Peut-on parler d’une œuvre engagée, d’un point de vue écologique, et sur l’héritage?
L’écologie, c’est un thème qui me travaille à titre personnel. Mais l’idée, au départ, est celle de parler de la notion de sublime. Dire que la nature peut être aussi belle et magnifique que dangereuse… D’où, aussi, mes choix graphiques. Je viens d’une BD où l’on travaille assez près des personnages, surtout dans le polar. Là, le but était, au contraire, de s’éloigner, et de mettre face à face l’échelle humaine et celle géologique.
Et l’héritage?
Oui, je ne peux qu’approuver. Ça me renvoie encore à La Route , qui m’a tant marqué pour cette question-là, et où tout semble perdu. C’est un duo père-fils qui perd son langage – il y a peu de mots échangés entre eux. Et dans ce rapport quasi animal, le père ne songe qu’à préserver, sauver sa descendance. Marie, dans mes deux livres, c’est un peu ça : elle porte en elle cette idée de culture et de civilisation – elle est professeur de français – mais face à la situation, doit prendre une nouvelle fonction : celle de chef de meute, prête à défendre les siens et à se sacrifier pour eux.

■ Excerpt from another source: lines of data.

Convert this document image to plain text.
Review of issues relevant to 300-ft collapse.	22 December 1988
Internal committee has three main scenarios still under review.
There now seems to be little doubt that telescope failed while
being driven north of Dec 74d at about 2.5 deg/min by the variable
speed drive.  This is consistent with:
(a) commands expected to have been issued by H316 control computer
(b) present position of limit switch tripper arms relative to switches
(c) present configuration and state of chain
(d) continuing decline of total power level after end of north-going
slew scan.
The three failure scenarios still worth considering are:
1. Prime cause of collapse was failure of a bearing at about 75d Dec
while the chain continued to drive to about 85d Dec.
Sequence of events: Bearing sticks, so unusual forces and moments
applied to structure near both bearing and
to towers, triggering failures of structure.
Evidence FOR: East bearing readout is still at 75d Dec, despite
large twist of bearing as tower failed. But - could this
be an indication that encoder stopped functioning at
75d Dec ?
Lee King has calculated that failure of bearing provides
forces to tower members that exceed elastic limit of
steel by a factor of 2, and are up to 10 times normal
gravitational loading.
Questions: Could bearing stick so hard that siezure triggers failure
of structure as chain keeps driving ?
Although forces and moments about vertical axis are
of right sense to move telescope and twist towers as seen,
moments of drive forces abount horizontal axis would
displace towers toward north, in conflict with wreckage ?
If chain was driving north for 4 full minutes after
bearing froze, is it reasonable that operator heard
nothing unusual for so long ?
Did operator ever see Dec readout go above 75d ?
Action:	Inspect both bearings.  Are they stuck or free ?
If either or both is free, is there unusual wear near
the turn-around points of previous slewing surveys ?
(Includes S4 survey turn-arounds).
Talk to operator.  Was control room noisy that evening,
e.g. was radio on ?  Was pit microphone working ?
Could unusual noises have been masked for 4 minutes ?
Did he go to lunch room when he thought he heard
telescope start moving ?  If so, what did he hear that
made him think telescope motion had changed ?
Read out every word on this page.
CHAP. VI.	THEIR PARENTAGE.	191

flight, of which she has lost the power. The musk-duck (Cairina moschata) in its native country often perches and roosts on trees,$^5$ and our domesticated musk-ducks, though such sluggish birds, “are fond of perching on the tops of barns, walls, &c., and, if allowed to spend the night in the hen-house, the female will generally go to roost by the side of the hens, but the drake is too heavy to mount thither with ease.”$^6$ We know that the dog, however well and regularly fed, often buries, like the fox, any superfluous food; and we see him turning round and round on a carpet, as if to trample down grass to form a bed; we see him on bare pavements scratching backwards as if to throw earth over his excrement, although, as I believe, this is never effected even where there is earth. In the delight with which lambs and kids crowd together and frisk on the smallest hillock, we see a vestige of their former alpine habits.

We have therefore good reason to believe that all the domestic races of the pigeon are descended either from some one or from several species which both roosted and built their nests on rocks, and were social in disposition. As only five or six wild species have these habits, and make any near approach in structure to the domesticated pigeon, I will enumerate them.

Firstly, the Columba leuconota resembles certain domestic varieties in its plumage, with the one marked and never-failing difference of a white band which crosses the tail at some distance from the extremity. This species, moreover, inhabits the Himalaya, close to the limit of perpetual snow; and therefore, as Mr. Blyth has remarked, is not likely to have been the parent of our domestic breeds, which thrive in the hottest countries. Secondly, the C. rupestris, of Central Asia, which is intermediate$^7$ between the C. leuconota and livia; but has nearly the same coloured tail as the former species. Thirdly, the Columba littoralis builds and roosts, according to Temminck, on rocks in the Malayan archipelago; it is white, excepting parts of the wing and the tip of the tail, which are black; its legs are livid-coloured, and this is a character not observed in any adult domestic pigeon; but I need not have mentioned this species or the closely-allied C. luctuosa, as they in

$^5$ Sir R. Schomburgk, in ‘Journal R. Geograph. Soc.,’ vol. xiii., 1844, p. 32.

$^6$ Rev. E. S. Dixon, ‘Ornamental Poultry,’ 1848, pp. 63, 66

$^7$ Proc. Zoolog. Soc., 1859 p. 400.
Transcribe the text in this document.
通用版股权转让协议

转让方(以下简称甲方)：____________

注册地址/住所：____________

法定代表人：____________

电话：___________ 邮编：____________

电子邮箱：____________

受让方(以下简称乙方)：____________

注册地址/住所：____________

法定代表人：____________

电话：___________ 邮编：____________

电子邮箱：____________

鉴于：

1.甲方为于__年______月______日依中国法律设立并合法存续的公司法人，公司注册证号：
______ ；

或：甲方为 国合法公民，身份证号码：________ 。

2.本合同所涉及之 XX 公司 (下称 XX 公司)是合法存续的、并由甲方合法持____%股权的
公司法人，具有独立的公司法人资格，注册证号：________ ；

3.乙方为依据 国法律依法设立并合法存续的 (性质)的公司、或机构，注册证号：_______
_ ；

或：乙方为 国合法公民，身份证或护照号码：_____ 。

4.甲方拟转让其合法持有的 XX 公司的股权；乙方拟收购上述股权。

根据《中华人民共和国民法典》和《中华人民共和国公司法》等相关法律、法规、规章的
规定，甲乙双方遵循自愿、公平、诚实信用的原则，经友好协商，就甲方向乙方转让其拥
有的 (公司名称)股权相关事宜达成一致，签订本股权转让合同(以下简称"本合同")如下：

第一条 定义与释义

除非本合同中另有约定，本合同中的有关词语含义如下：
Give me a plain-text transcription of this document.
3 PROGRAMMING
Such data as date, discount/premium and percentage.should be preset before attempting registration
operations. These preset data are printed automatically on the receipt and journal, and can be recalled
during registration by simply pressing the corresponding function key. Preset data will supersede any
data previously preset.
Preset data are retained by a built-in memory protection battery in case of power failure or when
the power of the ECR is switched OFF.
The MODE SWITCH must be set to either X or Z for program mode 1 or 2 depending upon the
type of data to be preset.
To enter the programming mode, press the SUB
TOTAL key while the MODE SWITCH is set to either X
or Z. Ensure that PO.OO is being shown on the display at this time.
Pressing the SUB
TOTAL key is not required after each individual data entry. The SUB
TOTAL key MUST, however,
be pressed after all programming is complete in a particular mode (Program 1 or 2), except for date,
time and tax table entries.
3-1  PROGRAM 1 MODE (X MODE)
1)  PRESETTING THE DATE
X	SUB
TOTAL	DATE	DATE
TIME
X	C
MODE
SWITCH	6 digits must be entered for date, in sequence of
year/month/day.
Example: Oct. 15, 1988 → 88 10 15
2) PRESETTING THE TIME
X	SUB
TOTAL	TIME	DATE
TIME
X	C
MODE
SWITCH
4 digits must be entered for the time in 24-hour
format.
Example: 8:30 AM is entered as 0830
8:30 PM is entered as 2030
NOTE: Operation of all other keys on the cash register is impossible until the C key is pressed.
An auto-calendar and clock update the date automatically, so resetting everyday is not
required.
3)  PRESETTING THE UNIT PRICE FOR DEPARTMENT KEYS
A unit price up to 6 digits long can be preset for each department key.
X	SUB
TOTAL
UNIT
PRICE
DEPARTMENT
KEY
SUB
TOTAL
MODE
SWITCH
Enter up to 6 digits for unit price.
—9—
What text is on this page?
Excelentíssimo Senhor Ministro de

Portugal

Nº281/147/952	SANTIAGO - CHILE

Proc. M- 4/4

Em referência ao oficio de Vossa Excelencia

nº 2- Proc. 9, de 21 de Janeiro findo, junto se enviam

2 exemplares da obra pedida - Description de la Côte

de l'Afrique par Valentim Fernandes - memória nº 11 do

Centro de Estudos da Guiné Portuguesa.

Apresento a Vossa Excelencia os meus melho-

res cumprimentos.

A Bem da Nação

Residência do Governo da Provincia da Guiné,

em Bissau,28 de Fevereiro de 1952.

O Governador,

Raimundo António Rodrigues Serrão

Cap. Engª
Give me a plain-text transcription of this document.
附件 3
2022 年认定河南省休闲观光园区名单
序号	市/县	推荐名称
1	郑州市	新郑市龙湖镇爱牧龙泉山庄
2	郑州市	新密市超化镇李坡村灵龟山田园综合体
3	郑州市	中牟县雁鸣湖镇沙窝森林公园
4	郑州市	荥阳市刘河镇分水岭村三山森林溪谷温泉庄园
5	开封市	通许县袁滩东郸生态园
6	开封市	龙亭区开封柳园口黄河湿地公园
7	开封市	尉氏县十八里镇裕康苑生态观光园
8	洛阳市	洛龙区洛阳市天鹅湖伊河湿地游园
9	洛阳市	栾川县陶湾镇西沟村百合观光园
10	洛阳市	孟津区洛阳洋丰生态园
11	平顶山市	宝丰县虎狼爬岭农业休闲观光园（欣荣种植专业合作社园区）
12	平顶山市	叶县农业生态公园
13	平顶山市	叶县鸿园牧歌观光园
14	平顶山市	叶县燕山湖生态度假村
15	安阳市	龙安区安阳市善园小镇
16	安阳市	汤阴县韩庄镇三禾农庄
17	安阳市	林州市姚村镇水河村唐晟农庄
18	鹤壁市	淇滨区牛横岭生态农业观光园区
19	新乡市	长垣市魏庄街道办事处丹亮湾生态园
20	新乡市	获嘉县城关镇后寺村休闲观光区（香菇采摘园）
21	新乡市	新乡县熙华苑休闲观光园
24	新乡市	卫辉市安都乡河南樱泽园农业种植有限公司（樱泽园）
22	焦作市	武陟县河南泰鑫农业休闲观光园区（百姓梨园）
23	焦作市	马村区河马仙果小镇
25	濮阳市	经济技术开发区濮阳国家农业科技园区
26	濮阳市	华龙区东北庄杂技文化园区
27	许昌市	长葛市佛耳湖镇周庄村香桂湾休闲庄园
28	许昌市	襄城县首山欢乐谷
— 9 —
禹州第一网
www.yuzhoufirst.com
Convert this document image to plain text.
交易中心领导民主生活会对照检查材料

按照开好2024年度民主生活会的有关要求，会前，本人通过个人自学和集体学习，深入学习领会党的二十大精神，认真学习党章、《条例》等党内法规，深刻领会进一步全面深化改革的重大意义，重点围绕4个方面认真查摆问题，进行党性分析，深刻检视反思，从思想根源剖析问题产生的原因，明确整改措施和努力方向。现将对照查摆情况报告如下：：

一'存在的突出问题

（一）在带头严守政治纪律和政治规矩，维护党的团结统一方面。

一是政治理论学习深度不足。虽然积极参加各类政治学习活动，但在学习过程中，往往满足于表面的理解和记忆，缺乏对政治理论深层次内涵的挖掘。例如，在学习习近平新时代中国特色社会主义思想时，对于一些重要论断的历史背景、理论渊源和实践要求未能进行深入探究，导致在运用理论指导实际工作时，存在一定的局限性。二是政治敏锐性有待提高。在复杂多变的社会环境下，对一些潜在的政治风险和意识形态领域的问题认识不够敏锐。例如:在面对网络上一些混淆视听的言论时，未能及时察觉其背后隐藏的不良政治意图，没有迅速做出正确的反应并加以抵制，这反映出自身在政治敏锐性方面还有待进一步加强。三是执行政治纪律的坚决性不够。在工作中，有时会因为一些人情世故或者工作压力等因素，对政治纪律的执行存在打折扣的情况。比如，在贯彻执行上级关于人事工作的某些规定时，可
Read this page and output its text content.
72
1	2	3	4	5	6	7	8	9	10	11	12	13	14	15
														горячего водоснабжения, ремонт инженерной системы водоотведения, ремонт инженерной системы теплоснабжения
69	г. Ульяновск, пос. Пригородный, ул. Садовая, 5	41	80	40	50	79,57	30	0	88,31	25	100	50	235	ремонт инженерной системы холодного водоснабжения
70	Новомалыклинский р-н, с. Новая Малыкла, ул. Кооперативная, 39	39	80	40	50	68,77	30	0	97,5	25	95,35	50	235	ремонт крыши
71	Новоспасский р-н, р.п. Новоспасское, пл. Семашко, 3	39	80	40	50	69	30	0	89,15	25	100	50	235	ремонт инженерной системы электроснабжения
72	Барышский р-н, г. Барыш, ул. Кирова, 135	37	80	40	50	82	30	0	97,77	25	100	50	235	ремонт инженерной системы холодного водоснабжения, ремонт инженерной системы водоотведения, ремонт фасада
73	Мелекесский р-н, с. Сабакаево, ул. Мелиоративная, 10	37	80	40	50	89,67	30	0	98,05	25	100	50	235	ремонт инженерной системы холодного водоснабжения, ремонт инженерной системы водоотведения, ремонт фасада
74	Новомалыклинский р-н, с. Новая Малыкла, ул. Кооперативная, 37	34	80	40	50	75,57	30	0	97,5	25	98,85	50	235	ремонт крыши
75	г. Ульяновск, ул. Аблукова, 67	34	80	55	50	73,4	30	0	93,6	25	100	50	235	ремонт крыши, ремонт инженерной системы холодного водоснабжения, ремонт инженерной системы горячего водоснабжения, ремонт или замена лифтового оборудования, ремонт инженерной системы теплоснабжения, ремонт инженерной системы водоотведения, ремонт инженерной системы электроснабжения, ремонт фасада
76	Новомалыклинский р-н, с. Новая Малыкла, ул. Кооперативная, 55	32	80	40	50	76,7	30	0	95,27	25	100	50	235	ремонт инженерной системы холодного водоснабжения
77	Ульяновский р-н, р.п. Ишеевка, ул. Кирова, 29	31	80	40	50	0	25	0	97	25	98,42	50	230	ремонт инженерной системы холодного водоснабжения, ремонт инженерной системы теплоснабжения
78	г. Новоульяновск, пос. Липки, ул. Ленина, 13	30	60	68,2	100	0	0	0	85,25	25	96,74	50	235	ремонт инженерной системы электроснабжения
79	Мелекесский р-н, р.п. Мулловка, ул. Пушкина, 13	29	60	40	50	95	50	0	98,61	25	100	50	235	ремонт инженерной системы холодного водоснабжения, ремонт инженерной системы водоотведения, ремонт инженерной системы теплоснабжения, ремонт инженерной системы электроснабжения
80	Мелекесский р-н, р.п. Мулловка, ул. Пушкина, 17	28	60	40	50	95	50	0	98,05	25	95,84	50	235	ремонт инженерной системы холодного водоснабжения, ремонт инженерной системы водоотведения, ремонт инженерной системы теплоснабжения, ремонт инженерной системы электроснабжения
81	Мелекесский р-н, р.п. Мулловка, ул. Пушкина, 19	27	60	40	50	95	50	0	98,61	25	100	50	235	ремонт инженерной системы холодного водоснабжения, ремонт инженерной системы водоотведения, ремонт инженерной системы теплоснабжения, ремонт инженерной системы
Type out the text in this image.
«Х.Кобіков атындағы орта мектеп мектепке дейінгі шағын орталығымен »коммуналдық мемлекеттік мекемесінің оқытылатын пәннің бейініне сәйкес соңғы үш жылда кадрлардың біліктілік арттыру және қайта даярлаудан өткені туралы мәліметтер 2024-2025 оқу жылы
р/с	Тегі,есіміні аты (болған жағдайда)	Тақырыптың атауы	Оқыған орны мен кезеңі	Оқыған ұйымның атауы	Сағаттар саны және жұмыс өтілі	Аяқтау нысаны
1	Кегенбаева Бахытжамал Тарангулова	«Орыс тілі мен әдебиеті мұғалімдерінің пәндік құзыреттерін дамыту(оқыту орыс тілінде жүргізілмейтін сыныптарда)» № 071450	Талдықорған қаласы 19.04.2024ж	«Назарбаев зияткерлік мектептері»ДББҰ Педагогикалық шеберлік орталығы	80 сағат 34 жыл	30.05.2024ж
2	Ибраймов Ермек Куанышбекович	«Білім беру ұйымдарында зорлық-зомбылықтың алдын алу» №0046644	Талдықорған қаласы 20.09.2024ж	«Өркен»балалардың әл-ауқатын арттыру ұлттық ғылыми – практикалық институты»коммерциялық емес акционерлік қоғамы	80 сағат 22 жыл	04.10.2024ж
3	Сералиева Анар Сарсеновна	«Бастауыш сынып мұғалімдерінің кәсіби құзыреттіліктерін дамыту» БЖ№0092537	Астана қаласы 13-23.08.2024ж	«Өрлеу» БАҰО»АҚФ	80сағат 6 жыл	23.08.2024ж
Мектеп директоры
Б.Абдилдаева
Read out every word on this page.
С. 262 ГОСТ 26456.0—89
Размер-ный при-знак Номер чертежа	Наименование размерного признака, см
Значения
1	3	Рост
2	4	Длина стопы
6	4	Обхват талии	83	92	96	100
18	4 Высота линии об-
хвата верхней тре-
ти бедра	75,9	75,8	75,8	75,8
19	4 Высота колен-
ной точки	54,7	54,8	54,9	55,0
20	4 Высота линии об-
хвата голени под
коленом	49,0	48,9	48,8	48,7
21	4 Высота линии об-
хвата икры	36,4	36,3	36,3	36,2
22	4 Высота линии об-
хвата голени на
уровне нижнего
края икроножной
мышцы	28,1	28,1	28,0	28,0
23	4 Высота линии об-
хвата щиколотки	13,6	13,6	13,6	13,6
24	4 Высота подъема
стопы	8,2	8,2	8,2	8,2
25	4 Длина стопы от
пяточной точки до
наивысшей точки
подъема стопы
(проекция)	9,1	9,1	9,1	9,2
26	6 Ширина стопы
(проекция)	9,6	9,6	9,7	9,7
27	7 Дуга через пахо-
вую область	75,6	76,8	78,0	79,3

En somme, encore une femme forte. Est-ce la marque de fabrique de Jean-Christophe Chauzy?
Pour le coup, s’il y a bien quelque chose de militant dans mon boulot, c’est bien ça! Et si possible, que mes personnages féminins ne soient pas trop érotisés, contrairement à ce qui se fait très souvent dans la BD. Ce ne sont pas des motifs d’excitation pour le public masculin. D’ailleurs, Marie est âpre, pas très sympathique. Mais elle encaisse!
Pour Le Reste du monde et Le Monde d’après , vous avez assuré le scénario comme le dessin. Vous êtes-vous lâché?
Disons que le sujet me le permettait. Le désastre, la nature, la boue qui coule et les rochers qui tombent servent évidemment mieux mon dessin. D’une certaine manière, j’ai dû réapprendre mon métier : je ne pouvais plus composer, ni cadrer de la même manière. Je pouvais étirer et donner à la case la place que je voulais, de manière moins contrainte et moins orthodoxe que dans les récits noirs ou d’autodérision sur lesquels j’ai bossé jusqu’à présent. C’est la découverte des grands espaces!
On vous connaît aussi, parallèlement, sur d’autres projets plus « légers », comme Petite nature (édité chez Fluide glacial). Êtes-vous d’un vrai pessimisme?
Mais dans une série comme Petite Nature , j’aborde aussi ce qui ne va pas dans nos sociétés, sauf que je le fais de manière polie en tapant d’abord sur moi-même, avec un sourire grinçant. Après, c’est vrai que je ne suis pas trop porté sur l’optimisme, mais je ne vois pas comment on peut l’être! L’être humain est le seul animal nuisible de la planète. Plus tôt cette espèce sera détruite, mieux ce sera. Pour autant, j’en fais partie, donc, ma première fonction est de survivre et de profiter. Terrible paradoxe!
Grégory Cimatti
Le Reste du monde et Le Monde d’après, de Jean-Christophe Chauzy. Casterman. Un autre diptyque est prévu pour les prochains mois.